Interpals is well-established. On Interpals, you have the option of choosing whether or not to accept messages from people of a specific gender or from specific parts of the world. You can also specify which genders/regions can see your information. Some people use Interpals like Facebook but many just use it to find people to email (or snail mail) with.
posted by AugieAugustus at 6:49 AM on February 23, 2011 [2 favorites]

International Pen Friends, which I used as a child to get pen pals from around the world, still seems to exist.
posted by Melismata at 7:09 AM on February 23, 2011 [1 favorite]
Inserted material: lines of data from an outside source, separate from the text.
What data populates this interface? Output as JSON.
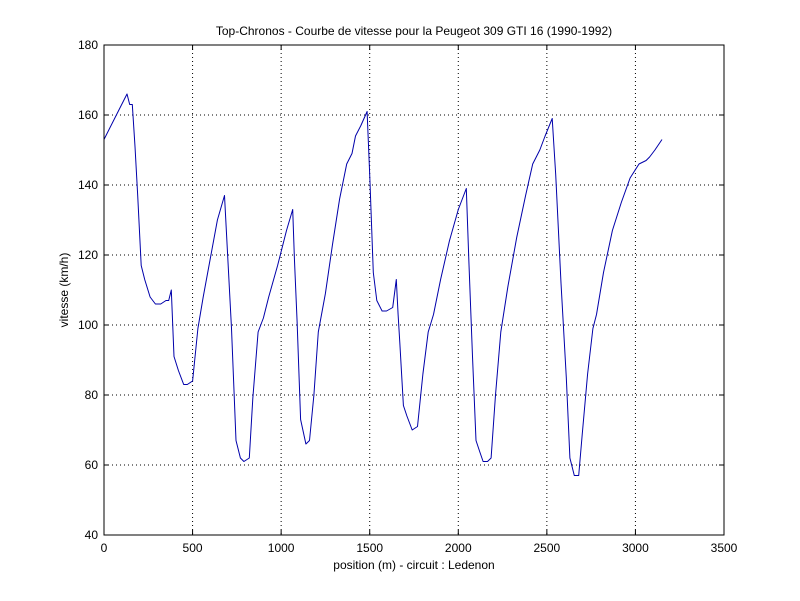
{
  "chart_data": {
    "type": "line",
    "title": "Top-Chronos - Courbe de vitesse pour la Peugeot 309 GTI 16 (1990-1992)",
    "xlabel": "position (m) - circuit : Ledenon",
    "ylabel": "vitesse (km/h)",
    "xlim": [
      0,
      3500
    ],
    "ylim": [
      40,
      180
    ],
    "xticks": [
      0,
      500,
      1000,
      1500,
      2000,
      2500,
      3000,
      3500
    ],
    "yticks": [
      40,
      60,
      80,
      100,
      120,
      140,
      160,
      180
    ],
    "grid": "dotted",
    "line_color": "#0000aa",
    "series": [
      {
        "x": [
          0,
          60,
          130,
          145,
          160,
          175,
          190,
          210,
          230,
          260,
          290,
          320,
          350,
          365,
          380,
          395,
          420,
          450,
          470,
          500,
          530,
          560,
          600,
          640,
          680,
          700,
          720,
          745,
          770,
          790,
          820,
          840,
          870,
          900,
          930,
          980,
          1030,
          1065,
          1075,
          1090,
          1110,
          1140,
          1160,
          1185,
          1210,
          1250,
          1290,
          1330,
          1370,
          1400,
          1420,
          1450,
          1485,
          1500,
          1520,
          1540,
          1570,
          1595,
          1630,
          1650,
          1660,
          1670,
          1690,
          1710,
          1740,
          1770,
          1800,
          1830,
          1860,
          1900,
          1950,
          2000,
          2045,
          2060,
          2080,
          2100,
          2120,
          2140,
          2165,
          2185,
          2210,
          2240,
          2280,
          2330,
          2380,
          2420,
          2460,
          2490,
          2530,
          2550,
          2580,
          2610,
          2630,
          2655,
          2680,
          2700,
          2730,
          2760,
          2780,
          2820,
          2870,
          2920,
          2970,
          3020,
          3060,
          3080,
          3110,
          3150
        ],
        "y": [
          153,
          159,
          166,
          163,
          163,
          151,
          137,
          117,
          113,
          108,
          106,
          106,
          107,
          107,
          110,
          91,
          87,
          83,
          83,
          84,
          99,
          108,
          119,
          130,
          137,
          118,
          99,
          67,
          62,
          61,
          62,
          79,
          98,
          102,
          108,
          117,
          127,
          133,
          119,
          101,
          73,
          66,
          67,
          80,
          98,
          109,
          123,
          136,
          146,
          149,
          154,
          157,
          161,
          143,
          115,
          107,
          104,
          104,
          105,
          113,
          103,
          95,
          77,
          74,
          70,
          71,
          86,
          98,
          103,
          113,
          124,
          133,
          139,
          118,
          91,
          67,
          64,
          61,
          61,
          62,
          80,
          98,
          111,
          125,
          137,
          146,
          150,
          154,
          159,
          143,
          112,
          85,
          62,
          57,
          57,
          69,
          86,
          99,
          103,
          115,
          127,
          135,
          142,
          146,
          147,
          148,
          150,
          153
        ]
      }
    ]
  }
}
Do you like to play computer games? I enjoy chatting (or just listening in) with other mefites on our minecraft server. It can be a non-confrontational way to find out which people you like before committing to chatting with them. Plus you can build fun stuff together.
posted by Terheyden at 2:16 PM on February 23, 2011


Are you serious?

This site seems to be operated in a manner designed to discourage that sort of interaction. The slightest opportunity for people to discuss something and you see "ooh chatfilter!" [stomp].
posted by HiroProtagonist at 2:21 PM on February 24, 2011

Seconding The Letter Exchange. I have a handful of friends that I've been writing to for 20 years that I met through LEX. My life wouldn't be the same without them....
posted by Leah at 5:37 PM on February 24, 2011

I've had great success with some of your answers. Received already some wonderful postcards from (and planning to send some myself), subscribed to The Letter Exchange and placed some ads and waiting for them to send me an issue to read, and found an e-mail penpal on Interpals (warning tho - a lot of scams and men wanting to marry you but I just delete those msg) that I'm enjoying getting to know as we send mail about every two days.

The one that I have already received mail from is on Ravelry. It is my go-to group for crafts and I searched and found a penpal board that hadn't been used for awhile but decided to risk it and give a little post and so far have had a plethora of responses and a letter or two. So if your crafty look to Ravelry (as if you aren't already there!)

It was the missing of actual written mail that I was going for with this post as believe it or not I explain myself better that way and like exploring other worlds/lives that way so thank you.